La clôture de l'instruction a été ordonnée le 6 avril 2022.

MOTIFS

Sur la saisine de la cour d'appel

Le syndicat des copropriétaires avance qu'aux termes de ses écritures, la Sci [Adresse 4] ne sollicite pas expressément l'infirmation des chefs du jugement du 2 février 2021 qui l'ont déclarée irrecevable en sa demande d'annulation de la résolution n°15 et déboutée de sa demande de modification du règlement de copropriété, que ces chefs de jugement ne sont donc pas contestés et doivent être confirmés.
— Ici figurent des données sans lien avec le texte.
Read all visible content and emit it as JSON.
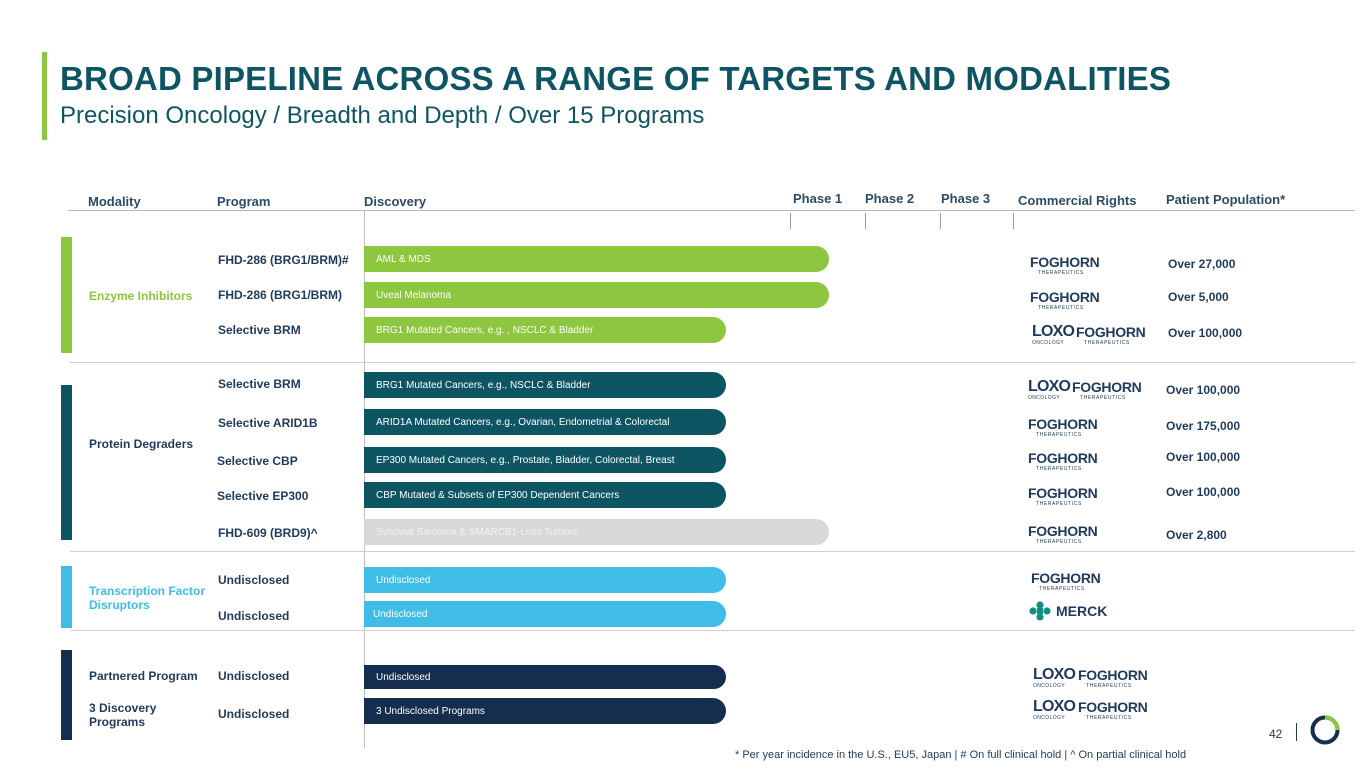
{
  "title": "BROAD PIPELINE ACROSS A RANGE OF TARGETS AND MODALITIES",
  "subtitle": "Precision Oncology / Breadth and Depth / Over 15 Programs",
  "headers": {
    "modality": "Modality",
    "program": "Program",
    "discovery": "Discovery",
    "phase1": "Phase 1",
    "phase2": "Phase 2",
    "phase3": "Phase 3",
    "rights": "Commercial Rights",
    "population": "Patient Population*"
  },
  "modalities": {
    "enzyme": "Enzyme Inhibitors",
    "degraders": "Protein Degraders",
    "tfd": "Transcription Factor Disruptors",
    "partnered": "Partnered Program",
    "discovery3": "3 Discovery Programs"
  },
  "colors": {
    "green": "#8dc63f",
    "teal": "#0e5563",
    "lightblue": "#3fbde6",
    "navy": "#152d4e",
    "grey": "#d8d8d8"
  },
  "rows": [
    {
      "program": "FHD-286 (BRG1/BRM)#",
      "indication": "AML & MDS",
      "population": "Over 27,000",
      "rights": "foghorn"
    },
    {
      "program": "FHD-286 (BRG1/BRM)",
      "indication": "Uveal Melanoma",
      "population": "Over 5,000",
      "rights": "foghorn"
    },
    {
      "program": "Selective BRM",
      "indication": "BRG1 Mutated Cancers, e.g. , NSCLC & Bladder",
      "population": "Over 100,000",
      "rights": "loxo-foghorn"
    },
    {
      "program": "Selective BRM",
      "indication": "BRG1 Mutated Cancers, e.g., NSCLC & Bladder",
      "population": "Over 100,000",
      "rights": "loxo-foghorn"
    },
    {
      "program": "Selective ARID1B",
      "indication": "ARID1A Mutated Cancers, e.g., Ovarian, Endometrial & Colorectal",
      "population": "Over 175,000",
      "rights": "foghorn"
    },
    {
      "program": "Selective CBP",
      "indication": "EP300 Mutated Cancers, e.g., Prostate, Bladder, Colorectal, Breast",
      "population": "Over 100,000",
      "rights": "foghorn"
    },
    {
      "program": "Selective EP300",
      "indication": "CBP Mutated & Subsets of EP300 Dependent Cancers",
      "population": "Over 100,000",
      "rights": "foghorn"
    },
    {
      "program": "FHD-609 (BRD9)^",
      "indication": "Synovial Sarcoma & SMARCB1-Loss Tumors",
      "population": "Over 2,800",
      "rights": "foghorn"
    },
    {
      "program": "Undisclosed",
      "indication": "Undisclosed",
      "population": "",
      "rights": "foghorn"
    },
    {
      "program": "Undisclosed",
      "indication": "Undisclosed",
      "population": "",
      "rights": "merck"
    },
    {
      "program": "Undisclosed",
      "indication": "Undisclosed",
      "population": "",
      "rights": "loxo-foghorn"
    },
    {
      "program": "Undisclosed",
      "indication": "3 Undisclosed Programs",
      "population": "",
      "rights": "loxo-foghorn"
    }
  ],
  "logos": {
    "foghorn": "FOGHORN",
    "foghorn_sub": "THERAPEUTICS",
    "loxo": "LOXO",
    "loxo_sub": "ONCOLOGY",
    "merck": "MERCK"
  },
  "footnote": "* Per year incidence in the U.S., EU5, Japan | # On full clinical hold | ^ On partial clinical hold",
  "page_number": "42"
}
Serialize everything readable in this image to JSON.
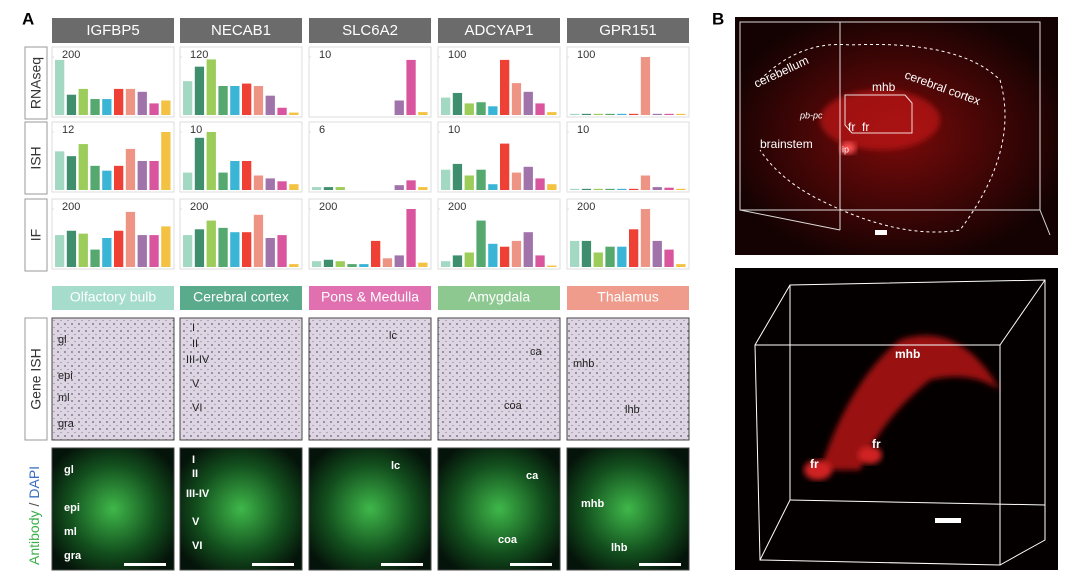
{
  "figure": {
    "panel_a": "A",
    "panel_b": "B",
    "genes": [
      "IGFBP5",
      "NECAB1",
      "SLC6A2",
      "ADCYAP1",
      "GPR151"
    ],
    "row_labels": [
      "RNAseq",
      "ISH",
      "IF",
      "Gene ISH"
    ],
    "antibody_label": "Antibody",
    "slash": "/",
    "dapi_label": "DAPI",
    "regions": [
      "Olfactory bulb",
      "Cerebral cortex",
      "Pons & Medulla",
      "Amygdala",
      "Thalamus"
    ],
    "region_colors": [
      "#a6dccc",
      "#5aaa8c",
      "#e070b0",
      "#8cc890",
      "#f09c8c"
    ],
    "ish_annotations": [
      [
        "gl",
        "epi",
        "ml",
        "gra"
      ],
      [
        "I",
        "II",
        "III-IV",
        "V",
        "VI"
      ],
      [
        "lc"
      ],
      [
        "ca",
        "coa"
      ],
      [
        "mhb",
        "lhb"
      ]
    ],
    "if_annotations": [
      [
        "gl",
        "epi",
        "ml",
        "gra"
      ],
      [
        "I",
        "II",
        "III-IV",
        "V",
        "VI"
      ],
      [
        "lc"
      ],
      [
        "ca",
        "coa"
      ],
      [
        "mhb",
        "lhb"
      ]
    ],
    "b_top_labels": [
      "cerebellum",
      "cerebral cortex",
      "mhb",
      "pb-pc",
      "fr",
      "fr",
      "ip",
      "brainstem"
    ],
    "b_bottom_labels": [
      "mhb",
      "fr",
      "fr"
    ]
  },
  "chart_data": [
    {
      "type": "bar",
      "ylim": [
        0,
        200
      ],
      "yticks": [
        200
      ],
      "values": [
        190,
        70,
        90,
        55,
        55,
        90,
        90,
        80,
        40,
        50
      ],
      "colors": [
        "#a3d9c3",
        "#3f8f6f",
        "#9ccc5a",
        "#55a86e",
        "#3bb5d6",
        "#ee4035",
        "#ee9484",
        "#a173ab",
        "#d9559e",
        "#f4c242"
      ]
    },
    {
      "type": "bar",
      "ylim": [
        0,
        120
      ],
      "yticks": [
        120
      ],
      "values": [
        70,
        100,
        115,
        60,
        60,
        65,
        60,
        40,
        15,
        5
      ],
      "colors": [
        "#a3d9c3",
        "#3f8f6f",
        "#9ccc5a",
        "#55a86e",
        "#3bb5d6",
        "#ee4035",
        "#ee9484",
        "#a173ab",
        "#d9559e",
        "#f4c242"
      ]
    },
    {
      "type": "bar",
      "ylim": [
        0,
        10
      ],
      "yticks": [
        10
      ],
      "values": [
        0,
        0,
        0,
        0,
        0,
        0,
        0,
        2.5,
        9.5,
        0.5
      ],
      "colors": [
        "#a3d9c3",
        "#3f8f6f",
        "#9ccc5a",
        "#55a86e",
        "#3bb5d6",
        "#ee4035",
        "#ee9484",
        "#a173ab",
        "#d9559e",
        "#f4c242"
      ]
    },
    {
      "type": "bar",
      "ylim": [
        0,
        100
      ],
      "yticks": [
        100
      ],
      "values": [
        30,
        38,
        20,
        22,
        15,
        95,
        55,
        40,
        20,
        5
      ],
      "colors": [
        "#a3d9c3",
        "#3f8f6f",
        "#9ccc5a",
        "#55a86e",
        "#3bb5d6",
        "#ee4035",
        "#ee9484",
        "#a173ab",
        "#d9559e",
        "#f4c242"
      ]
    },
    {
      "type": "bar",
      "ylim": [
        0,
        100
      ],
      "yticks": [
        100
      ],
      "values": [
        2,
        2,
        2,
        2,
        2,
        2,
        100,
        2,
        2,
        2
      ],
      "colors": [
        "#a3d9c3",
        "#3f8f6f",
        "#9ccc5a",
        "#55a86e",
        "#3bb5d6",
        "#ee4035",
        "#ee9484",
        "#a173ab",
        "#d9559e",
        "#f4c242"
      ]
    },
    {
      "type": "bar",
      "ylim": [
        0,
        12
      ],
      "yticks": [
        12
      ],
      "values": [
        8,
        7,
        9.5,
        5,
        4,
        5,
        8.5,
        6,
        6,
        12
      ],
      "colors": [
        "#a3d9c3",
        "#3f8f6f",
        "#9ccc5a",
        "#55a86e",
        "#3bb5d6",
        "#ee4035",
        "#ee9484",
        "#a173ab",
        "#d9559e",
        "#f4c242"
      ]
    },
    {
      "type": "bar",
      "ylim": [
        0,
        10
      ],
      "yticks": [
        10
      ],
      "values": [
        3,
        9,
        10,
        3,
        5,
        5,
        2.5,
        2,
        1.5,
        1
      ],
      "colors": [
        "#a3d9c3",
        "#3f8f6f",
        "#9ccc5a",
        "#55a86e",
        "#3bb5d6",
        "#ee4035",
        "#ee9484",
        "#a173ab",
        "#d9559e",
        "#f4c242"
      ]
    },
    {
      "type": "bar",
      "ylim": [
        0,
        6
      ],
      "yticks": [
        6
      ],
      "values": [
        0.3,
        0.3,
        0.3,
        0,
        0,
        0,
        0,
        0.5,
        1,
        0.3
      ],
      "colors": [
        "#a3d9c3",
        "#3f8f6f",
        "#9ccc5a",
        "#55a86e",
        "#3bb5d6",
        "#ee4035",
        "#ee9484",
        "#a173ab",
        "#d9559e",
        "#f4c242"
      ]
    },
    {
      "type": "bar",
      "ylim": [
        0,
        10
      ],
      "yticks": [
        10
      ],
      "values": [
        3.5,
        4.5,
        2.5,
        3.5,
        1,
        8,
        3,
        4,
        2,
        1
      ],
      "colors": [
        "#a3d9c3",
        "#3f8f6f",
        "#9ccc5a",
        "#55a86e",
        "#3bb5d6",
        "#ee4035",
        "#ee9484",
        "#a173ab",
        "#d9559e",
        "#f4c242"
      ]
    },
    {
      "type": "bar",
      "ylim": [
        0,
        10
      ],
      "yticks": [
        10
      ],
      "values": [
        0.2,
        0.2,
        0.2,
        0.2,
        0.2,
        0.2,
        2.5,
        0.5,
        0.4,
        0.2
      ],
      "colors": [
        "#a3d9c3",
        "#3f8f6f",
        "#9ccc5a",
        "#55a86e",
        "#3bb5d6",
        "#ee4035",
        "#ee9484",
        "#a173ab",
        "#d9559e",
        "#f4c242"
      ]
    },
    {
      "type": "bar",
      "ylim": [
        0,
        200
      ],
      "yticks": [
        200
      ],
      "values": [
        110,
        125,
        115,
        60,
        100,
        125,
        190,
        110,
        110,
        140
      ],
      "colors": [
        "#a3d9c3",
        "#3f8f6f",
        "#9ccc5a",
        "#55a86e",
        "#3bb5d6",
        "#ee4035",
        "#ee9484",
        "#a173ab",
        "#d9559e",
        "#f4c242"
      ]
    },
    {
      "type": "bar",
      "ylim": [
        0,
        200
      ],
      "yticks": [
        200
      ],
      "values": [
        110,
        130,
        160,
        135,
        120,
        120,
        180,
        100,
        110,
        10
      ],
      "colors": [
        "#a3d9c3",
        "#3f8f6f",
        "#9ccc5a",
        "#55a86e",
        "#3bb5d6",
        "#ee4035",
        "#ee9484",
        "#a173ab",
        "#d9559e",
        "#f4c242"
      ]
    },
    {
      "type": "bar",
      "ylim": [
        0,
        200
      ],
      "yticks": [
        200
      ],
      "values": [
        20,
        25,
        20,
        10,
        10,
        90,
        30,
        40,
        200,
        15
      ],
      "colors": [
        "#a3d9c3",
        "#3f8f6f",
        "#9ccc5a",
        "#55a86e",
        "#3bb5d6",
        "#ee4035",
        "#ee9484",
        "#a173ab",
        "#d9559e",
        "#f4c242"
      ]
    },
    {
      "type": "bar",
      "ylim": [
        0,
        200
      ],
      "yticks": [
        200
      ],
      "values": [
        20,
        40,
        50,
        160,
        80,
        70,
        90,
        120,
        40,
        5
      ],
      "colors": [
        "#a3d9c3",
        "#3f8f6f",
        "#9ccc5a",
        "#55a86e",
        "#3bb5d6",
        "#ee4035",
        "#ee9484",
        "#a173ab",
        "#d9559e",
        "#f4c242"
      ]
    },
    {
      "type": "bar",
      "ylim": [
        0,
        200
      ],
      "yticks": [
        200
      ],
      "values": [
        90,
        90,
        50,
        70,
        70,
        130,
        200,
        90,
        60,
        10
      ],
      "colors": [
        "#a3d9c3",
        "#3f8f6f",
        "#9ccc5a",
        "#55a86e",
        "#3bb5d6",
        "#ee4035",
        "#ee9484",
        "#a173ab",
        "#d9559e",
        "#f4c242"
      ]
    }
  ]
}
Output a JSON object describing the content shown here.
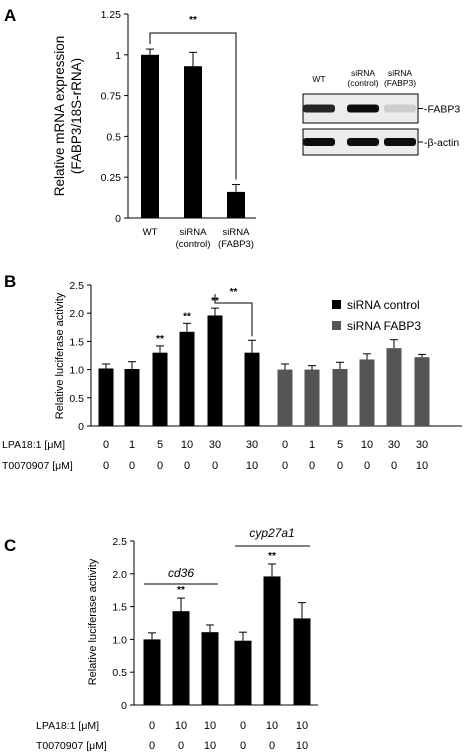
{
  "figure": {
    "panels": [
      {
        "id": "A",
        "label": "A"
      },
      {
        "id": "B",
        "label": "B"
      },
      {
        "id": "C",
        "label": "C"
      }
    ],
    "blot": {
      "lane_labels": [
        {
          "line1": "WT",
          "line2": ""
        },
        {
          "line1": "siRNA",
          "line2": "(control)"
        },
        {
          "line1": "siRNA",
          "line2": "(FABP3)"
        }
      ],
      "rows": [
        {
          "label": "FABP3",
          "intensity": [
            0.85,
            0.95,
            0.2
          ]
        },
        {
          "label": "β-actin",
          "intensity": [
            0.95,
            0.95,
            0.95
          ]
        }
      ]
    }
  },
  "chart_data": [
    {
      "type": "bar",
      "panel": "A",
      "ylabel_line1": "Relative mRNA expression",
      "ylabel_line2": "(FABP3/18S-rRNA)",
      "ylim": [
        0,
        1.25
      ],
      "yticks": [
        "0",
        "0.25",
        "0.5",
        "0.75",
        "1",
        "1.25"
      ],
      "categories": [
        {
          "line1": "WT",
          "line2": ""
        },
        {
          "line1": "siRNA",
          "line2": "(control)"
        },
        {
          "line1": "siRNA",
          "line2": "(FABP3)"
        }
      ],
      "values": [
        1.0,
        0.93,
        0.16
      ],
      "errors": [
        0.035,
        0.085,
        0.045
      ],
      "color": "#000000",
      "significance": [
        {
          "from": 0,
          "to": 2,
          "label": "**"
        }
      ]
    },
    {
      "type": "bar",
      "panel": "B",
      "ylabel": "Relative luciferase activity",
      "ylim": [
        0,
        2.5
      ],
      "yticks": [
        "0",
        "0.5",
        "1.0",
        "1.5",
        "2.0",
        "2.5"
      ],
      "legend": [
        {
          "name": "siRNA control",
          "color": "#000000"
        },
        {
          "name": "siRNA FABP3",
          "color": "#555555"
        }
      ],
      "series": [
        {
          "name": "siRNA control",
          "color": "#000000",
          "values": [
            1.02,
            1.01,
            1.3,
            1.67,
            1.96,
            1.3
          ],
          "errors": [
            0.08,
            0.13,
            0.12,
            0.15,
            0.13,
            0.22
          ],
          "sig": [
            "",
            "",
            "**",
            "**",
            "**",
            ""
          ]
        },
        {
          "name": "siRNA FABP3",
          "color": "#555555",
          "values": [
            1.0,
            1.0,
            1.01,
            1.18,
            1.38,
            1.22
          ],
          "errors": [
            0.1,
            0.07,
            0.12,
            0.1,
            0.15,
            0.05
          ],
          "sig": [
            "",
            "",
            "",
            "",
            "",
            ""
          ]
        }
      ],
      "row_labels": [
        "LPA18:1 [μM]",
        "T0070907 [μM]"
      ],
      "rows": [
        [
          "0",
          "1",
          "5",
          "10",
          "30",
          "30",
          "0",
          "1",
          "5",
          "10",
          "30",
          "30"
        ],
        [
          "0",
          "0",
          "0",
          "0",
          "0",
          "10",
          "0",
          "0",
          "0",
          "0",
          "0",
          "10"
        ]
      ],
      "significance": [
        {
          "from": 4,
          "to": 5,
          "label": "**"
        }
      ]
    },
    {
      "type": "bar",
      "panel": "C",
      "ylabel": "Relative luciferase activity",
      "ylim": [
        0,
        2.5
      ],
      "yticks": [
        "0",
        "0.5",
        "1.0",
        "1.5",
        "2.0",
        "2.5"
      ],
      "groups": [
        "cd36",
        "cyp27a1"
      ],
      "values": [
        1.0,
        1.43,
        1.11,
        0.98,
        1.96,
        1.32
      ],
      "errors": [
        0.1,
        0.2,
        0.11,
        0.13,
        0.19,
        0.24
      ],
      "sig": [
        "",
        "**",
        "",
        "",
        "**",
        ""
      ],
      "color": "#000000",
      "row_labels": [
        "LPA18:1 [μM]",
        "T0070907 [μM]"
      ],
      "rows": [
        [
          "0",
          "10",
          "10",
          "0",
          "10",
          "10"
        ],
        [
          "0",
          "0",
          "10",
          "0",
          "0",
          "10"
        ]
      ]
    }
  ]
}
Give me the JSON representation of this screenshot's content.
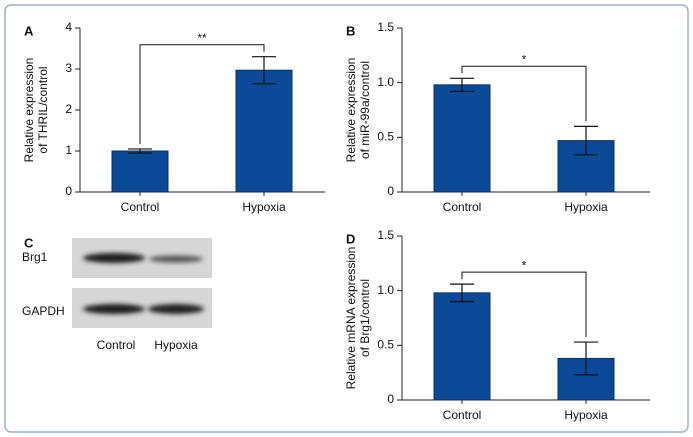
{
  "chart_data": [
    {
      "type": "bar",
      "panel_label": "A",
      "ylabel": [
        "Relative expression",
        "of THRIL/control"
      ],
      "categories": [
        "Control",
        "Hypoxia"
      ],
      "values": [
        1.0,
        2.97
      ],
      "errors": [
        0.05,
        0.33
      ],
      "color": "#0b4a98",
      "ylim": [
        0,
        4
      ],
      "yticks": [
        0,
        1,
        2,
        3,
        4
      ],
      "significance": "**"
    },
    {
      "type": "bar",
      "panel_label": "B",
      "ylabel": [
        "Relative expression",
        "of miR-99a/control"
      ],
      "categories": [
        "Control",
        "Hypoxia"
      ],
      "values": [
        0.98,
        0.47
      ],
      "errors": [
        0.06,
        0.13
      ],
      "color": "#0b4a98",
      "ylim": [
        0,
        1.5
      ],
      "yticks": [
        0,
        0.5,
        {
          "value": 1,
          "label": "1.0"
        },
        1.5
      ],
      "significance": "*"
    },
    {
      "type": "bar",
      "panel_label": "D",
      "ylabel": [
        "Relative mRNA expression",
        "of Brg1/control"
      ],
      "categories": [
        "Control",
        "Hypoxia"
      ],
      "values": [
        0.98,
        0.38
      ],
      "errors": [
        0.08,
        0.15
      ],
      "color": "#0b4a98",
      "ylim": [
        0,
        1.5
      ],
      "yticks": [
        0,
        0.5,
        {
          "value": 1,
          "label": "1.0"
        },
        1.5
      ],
      "significance": "*"
    }
  ],
  "blot": {
    "panel_label": "C",
    "rows": [
      "Brg1",
      "GAPDH"
    ],
    "lanes": [
      "Control",
      "Hypoxia"
    ]
  }
}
La Sci [Adresse 4] répond qu'elle a demandé l'infirmation du chef de l'irrecevabilité de sa demande dans la déclaration d'appel et dans ses écritures ; que le tribunal ne s'est pas prononcé sur le fond de la demande de nullité puisqu'il l'a déclarée irrecevable, de sorte qu'elle ne pouvait pas présenter différemment ses demandes ; que la demande de modification du règlement de copropriété figure dans la déclaration d'appel et qu'elle est reprise dans les motifs de ses écritures qui font corps avec le dispositif ; que ce n'est qu'en raison d'une erreur matérielle que la demande explicite d'infirmation a été omise dans le dispositif ; qu'il existe une indivisibilité entre la demande d'annulation de la résolution n°15 et la demande de modification du règlement de copropriété, de sorte que la dévolution s'opère pour le tout.

L'article 542 du code de procédure civile mentionne que l'appel tend, par la critique du jugement rendu par une juridiction du premier degré, à sa réformation ou à son annulation par la cour d'appel.

En vertu de l'article 562 du même code, l'appel défère à la cour la connaissance des chefs de jugement qu'il critique expressément et de ceux qui en dépendent. La dévolution ne s'opère pour le tout que lorsque l'appel tend à l'annulation du jugement ou si l'objet du litige est indivisible.

Selon les alinéas 2 et 3 de l'article 954 du même code, les conclusions comprennent distinctement un exposé des faits et de la procédure, l'énoncé des chefs de jugement critiqués, une discussion des prétentions et des moyens ainsi qu'un dispositif récapitulant les prétentions. Si, dans la discussion, des moyens nouveaux par rapport aux précédentes écritures sont invoqués au soutien des prétentions, ils sont présentés de manière formellement distincte. La cour ne statue que sur les prétentions énoncées au dispositif et n'examine les moyens au soutien de ces prétentions que s'ils sont invoqués dans la discussion.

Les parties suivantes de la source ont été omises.